자본주의 사회에서 국가가 불신받는 이유
또한 자본주의에서 정부에 대한 깊은 의혹과 적대감을 양성합니다. 그리고 그것은 복잡한 이유가 아닙니다. 그것은 보편적인 선거권 제도 하의 정부가 많은 사람들에 의해 선출 되기 때문입니다. 이는 정상에 있는 거물들에게는 정확히 문제입니다. 그들은 정부가 권력을 갖기를 원하지 않습니다. 만약 그렇다면(정부가 권력을 갖게된다면), 정부는 많은 사람들이 원하는 것을 반영할 것이며, 정부 행동을 통해 자본주의가 착취를 통해 획득한 결과를 취소할 것이기 때문입니다.
It also breeds in capitalist a deep suspicion and hostility to the government. And that is for no complicated reason. It’s because the government in a system of universal suffrage is elected by masses of people, which for the big folks at the top is exactly the problem. They don’t want the government to have power. Because if it does, it will reflect what the mass of people want, and that is to undo through government action the results of what capitalism does through exploitation.
Now follow the logic. You have to keep the government poor. You have to keep the government small. You have to keep the government dependent on the rich. You have to do all those things. Ok, that means one of the things you don’t allow the government to do is to have economic power over capitalists. That would be the worst conceivable lever for masses to get back at you. Here then is the problem. Capitalists are organized in lots of different enterprises. They depend on each other, but aren’t centralized. This produces chaos. Let me give you an example.
General Motors wants to produce more cars, so they will need more iron and steel to make the cars. But, if iron and steel producers haven’t increased their productive capacity, they can’t make the extra iron and steel. Therefore, there has to be lots of coordination between the enterprises. But coordination is a problem, because they are also competitors. You see, General Motors would like there to be more producers of iron and steel, because more competition will drive down the cost and then General Motors could by the iron and steel more cheaply. So, you can’t have good coordination between General Motors and iron and steel producers, because neither of them trusts the other as far as they can spit.
Well then, how are you going to get the coordination?
The answer is, hypothetically, you could turn to the government. You could say, “Hey, you’re the government, you’re separate, you aren’t competing with us, you aren’t buying and selling from us. So, how about we give you the right coordinate so our decisions work out.” But of course they can’t do that, because that would create a powerful government, which they don’t trust for reasons based on what if the masses got a hold of that powerful government. They don’t believe the government could be limited to just coordinating them in the way they want. They fear that it could be used by the masses to impose their will on the system. So, they impoverish the government, or at least most of it.
So, what’s left is the market. And we live with that.

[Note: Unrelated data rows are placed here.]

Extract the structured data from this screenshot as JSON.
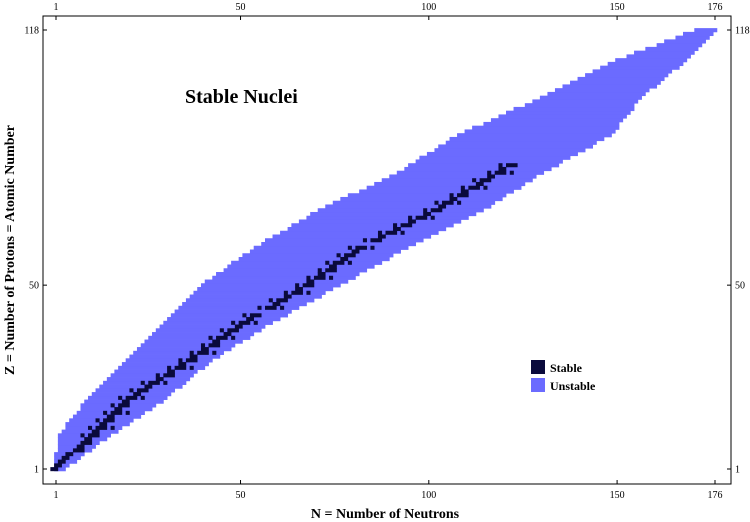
{
  "chart_data": {
    "type": "heatmap",
    "title": "Stable Nuclei",
    "xlabel": "N = Number of Neutrons",
    "ylabel": "Z = Number of Protons = Atomic Number",
    "xlim": [
      1,
      176
    ],
    "ylim": [
      1,
      118
    ],
    "x_ticks": [
      1,
      50,
      100,
      150,
      176
    ],
    "y_ticks": [
      1,
      50,
      118
    ],
    "grid": false,
    "legend_position": "lower-right",
    "colors": {
      "stable": "#0a0a3c",
      "unstable": "#6b6bff"
    },
    "series": [
      {
        "name": "Stable",
        "z_range": [
          1,
          82
        ],
        "n_center": [
          [
            1,
            1
          ],
          [
            10,
            11
          ],
          [
            20,
            21
          ],
          [
            30,
            37
          ],
          [
            40,
            51
          ],
          [
            50,
            68
          ],
          [
            60,
            82
          ],
          [
            70,
            102
          ],
          [
            82,
            122
          ]
        ]
      },
      {
        "name": "Unstable",
        "z_range": [
          1,
          118
        ],
        "n_min": [
          [
            1,
            1
          ],
          [
            10,
            2
          ],
          [
            20,
            10
          ],
          [
            30,
            20
          ],
          [
            40,
            30
          ],
          [
            50,
            40
          ],
          [
            60,
            54
          ],
          [
            70,
            71
          ],
          [
            80,
            92
          ],
          [
            90,
            108
          ],
          [
            100,
            130
          ],
          [
            110,
            150
          ],
          [
            118,
            171
          ]
        ],
        "n_max": [
          [
            1,
            3
          ],
          [
            10,
            15
          ],
          [
            20,
            30
          ],
          [
            30,
            42
          ],
          [
            40,
            58
          ],
          [
            50,
            76
          ],
          [
            60,
            94
          ],
          [
            70,
            114
          ],
          [
            80,
            130
          ],
          [
            90,
            148
          ],
          [
            100,
            156
          ],
          [
            110,
            168
          ],
          [
            118,
            176
          ]
        ]
      }
    ]
  }
}
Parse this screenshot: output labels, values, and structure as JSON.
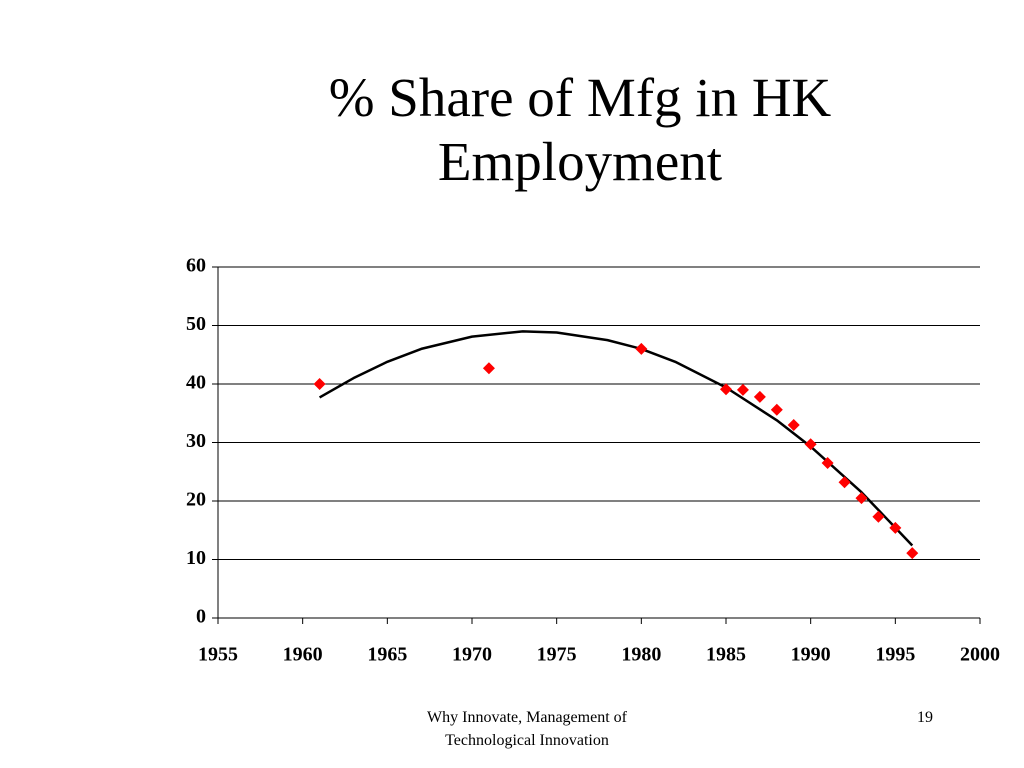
{
  "chart_data": {
    "type": "scatter",
    "title": "% Share of Mfg in HK Employment",
    "x": [
      1961,
      1971,
      1980,
      1985,
      1986,
      1987,
      1988,
      1989,
      1990,
      1991,
      1992,
      1993,
      1994,
      1995,
      1996
    ],
    "values": [
      40.0,
      42.7,
      46.0,
      39.1,
      39.0,
      37.8,
      35.6,
      33.0,
      29.7,
      26.5,
      23.2,
      20.5,
      17.3,
      15.4,
      11.1
    ],
    "color": "#ff0000",
    "trendline": {
      "color": "#000000",
      "x": [
        1961,
        1963,
        1965,
        1967,
        1970,
        1973,
        1975,
        1978,
        1980,
        1982,
        1985,
        1988,
        1990,
        1993,
        1996
      ],
      "values": [
        37.7,
        41.0,
        43.8,
        46.0,
        48.1,
        49.0,
        48.8,
        47.5,
        46.0,
        43.8,
        39.4,
        33.8,
        29.3,
        21.5,
        12.4
      ]
    },
    "xlim": [
      1955,
      2000
    ],
    "xticks": [
      1955,
      1960,
      1965,
      1970,
      1975,
      1980,
      1985,
      1990,
      1995,
      2000
    ],
    "ylim": [
      0,
      60
    ],
    "yticks": [
      0,
      10,
      20,
      30,
      40,
      50,
      60
    ],
    "grid": true
  },
  "footer": {
    "lines": [
      "Why Innovate, Management of",
      "Technological Innovation"
    ],
    "page_number": "19"
  }
}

That’s why for capitalism over the last 300 years has never gone long without an economic downturn. Every 3 to 7 years we have a recession or a depression, a downturn, a crisis. We have 50 words for this because it’s such a common phenomenon. We’ve spent the last 150 years trying to figure out what we need to do to capitalism to stop it from being so unstable. Keynesian economics were by far the most important efforts to try and do it. So, we now all practice Keynesian monetary and fiscal policy. We are now living in the wake of the collapse of ’08, proving what we should’ve known all along, that we don’t know how to stop crisis. We have failed.
That capitalism is caught up in such a craziness that in can’t allow the institutions that might coordinate it, because they are too afraid of them. So, they end up putting the society, and themselves, at risk through this instability due to the absurd contradiction so undemocratic an economic system and a political system based on universal suffrage [Wolff’s side note: notice the irrationality of putting also themselves at risk]. There is NO solution to these contradictions. That was Marx’s point. Once you understand the crazy was this system has evolved itself then you come pretty quickly to the solution that what we need is not another law, not another regulation.
We need system change! We’ve got to get out of a system that is riven with these socially destructive and immensely costly contradictions. And one way to do that, the way I would prefer, is to overcome the contradiction by finally making the economic system democratic so it isn’t at odds with a political system that is at least trying to be democratic.ㅋ We end up in this crazy arrangement where the absence, the cultivated absence of democracy inside the enterprise is constantly making a joke out of the effort to have a democracy in the residential community in the realm of politics.